他の追随を許さないレディーズ靴のプロフェッショナル
浅草で修行を積んだ先代が、靴の修理業から始めて、60年代にレディースシューズの製作を始めた高進製靴。現在は国内大手シューズメーカーのOEMを中心に、女性の脚をきれいに見せられる靴作りを目指しながら、快適な履き心地も同時に追求している。レディースシューズの中でも特にパンプスは、トゥやヒールにシワを寄せない釣り込みやヒールの打ち付けなど、少しのズレも大きく目立つため繊細な技術が必要だが、高進製靴は豊富な経験をもとに丁寧に仕上げているのが大きな特徴。そんな実績を誇るノウハウを活かし、自社ブランドとして新たに作り上げているのが〈シューズベーカリー〉だ。
目標は町のパン屋のように愛される存在
髙橋社長の妻の実家がパン屋を営んでいることから名付けられた〈シューズベーカリー〉。

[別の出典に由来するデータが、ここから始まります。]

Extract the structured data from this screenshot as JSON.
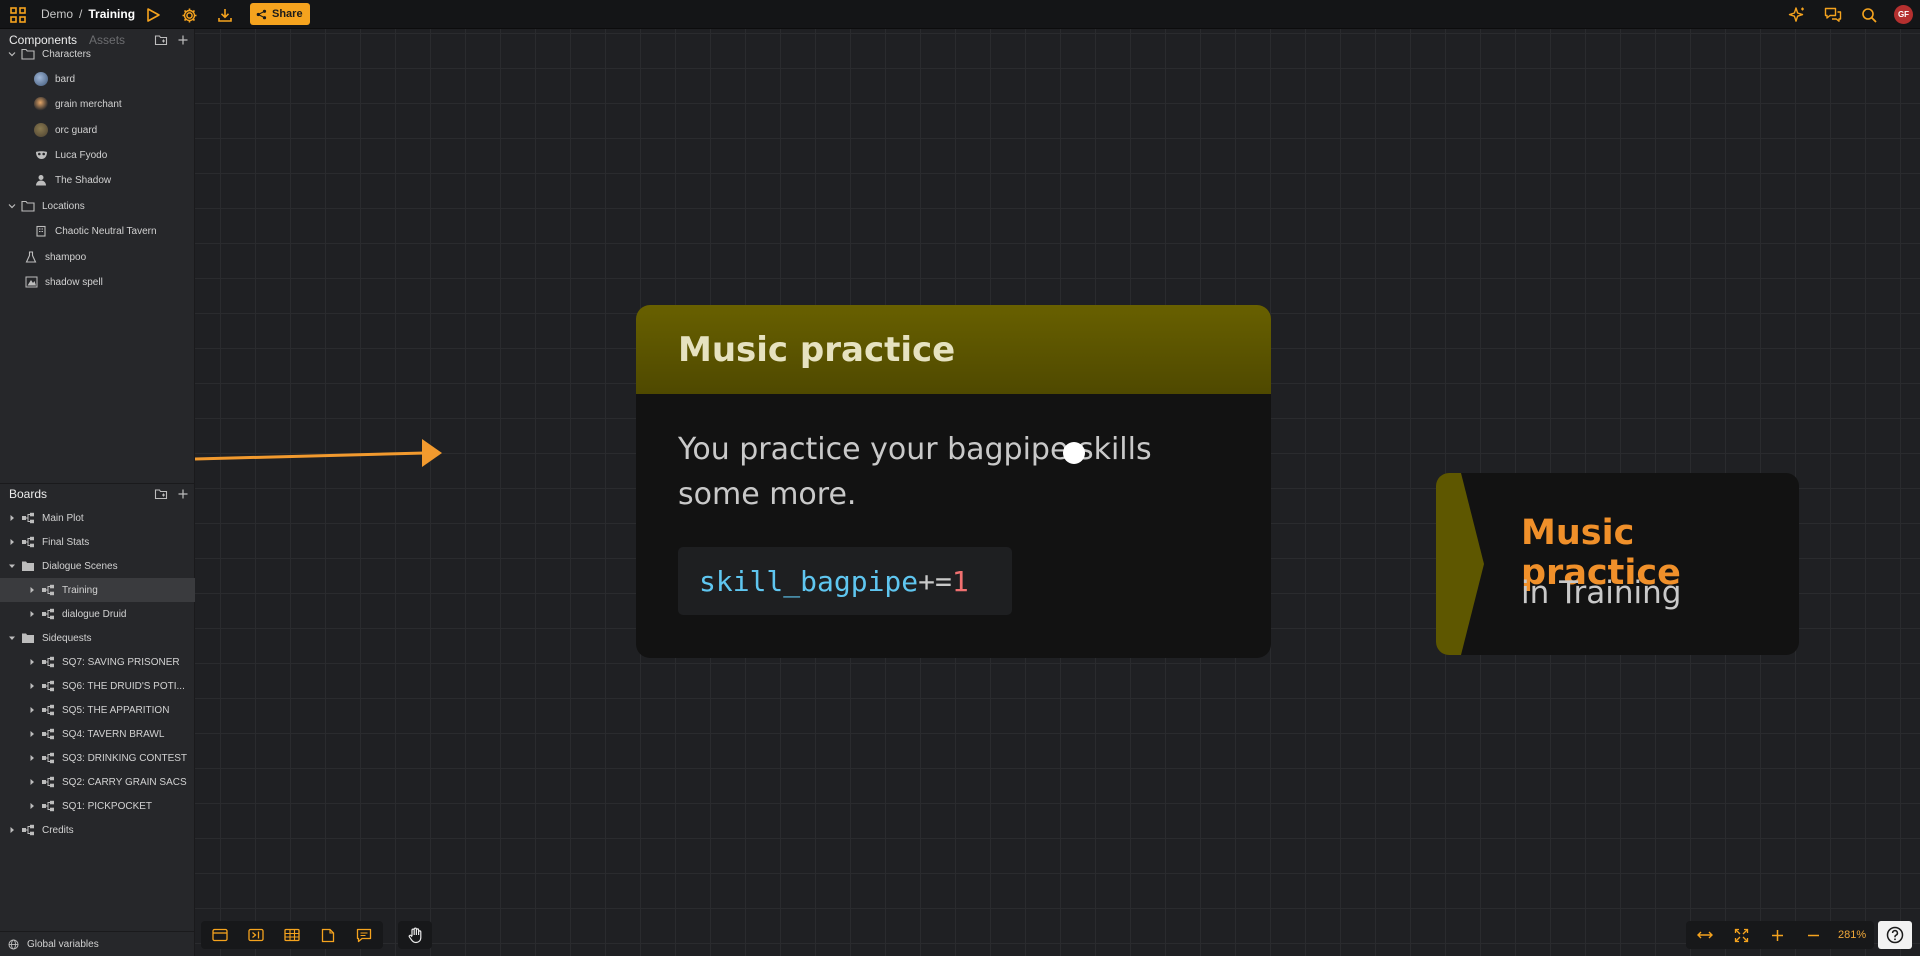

OEM生産を続けてきた高進製靴のシューズは、ブランドや小売店を介して、間接的にユーザーの手に渡っている。しかしオリジナルブランドは、粉を練り、発酵させ、焼き上げて販売するパン屋のように、自分たちが作った靴を直接ユーザーに提供したいという思いを込めてネーミングした。町のパン屋のように愛される存在を目指し、企画から設計、裁断や底付けまで、すべての工程を社内で完結させている。〈シューズベーカリー〉にラインナップしているのは、ヒールパンプスを中心に、歩きやすいフラットシューズやスニーカーも展開。 統一して言えるのは、カジュアルよりも上品な雰囲気のものが多く見受けられる。そして今後は、より多くの新作のリリースを予定し、メンズシューズの展開も準備中だ。
レザーを無駄なく使用する“もったいない精神”
〈シューズベーカリー〉は靴の技術を用いて作られた、革の雑貨も豊富にラインナップする。サンプルを製作するために革を一枚購入しても、すべてを使いきれず余る場合が多く、一枚の革には傷や色ムラがあるため、すべての製品の仕上がりを統一しなければならないOEM生産では、使えない部分も多々ある。それを無駄にしないために会社の取り組みのひとつとして考案され、雑貨の製作を開始した。小物の場合、靴と違って左右の色味を揃える必要もなく、小さい製品なら傷を避けて使い切れる。カメラストラップやカードケース、ペンケース、ブックカバーなど日常的に使用できるものを作り、最初は知り合いなどに提供する限定的な展開だったが、5年ほど前から販売を開始。今では他の企業とのコラボレーション作品が生まれたり、希望するオーダー品を作ったり、靴だけではない〈シューズベーカリー〉の魅力となっている。現在はSDGsのサスティナブルな取り組みとして世界的に取り組まれているアップサイクルだが、〈シューズベーカリー〉の場合は日本の“もったいない精神”を胸に製作している。
履く人に寄り添った提案で特別な一足を提供
そして、今後は“町のパン屋さん”のような存在を目指すべく、本社内にショップを構えるヴィジョンが。シューズとの出会いの場は主にショップだが、作り手から直接ユーザーに届けるので、ショップにないものを提供したいと考える。シューズの設計から手掛けているので、既製のサイズが合わなかったり、足の悩みを抱えていたりすれば、可能な限り調整に対応したり、在庫のレザーから選ぶカラーオーダーをしたり、場合によってはお気に入りの生地を持ち込んで製作することも。シューフィッターの資格を持つ社員もいるので、足の形や歩き方から靴の選び方のアドバイスができるかもしれないので、相談に訪れてみるのもユーザーにとっては良い機会。地域に密着し、履く人に寄り添う〈シューズベーカリー〉の姿勢は、ユーザーにも地球にも優しい。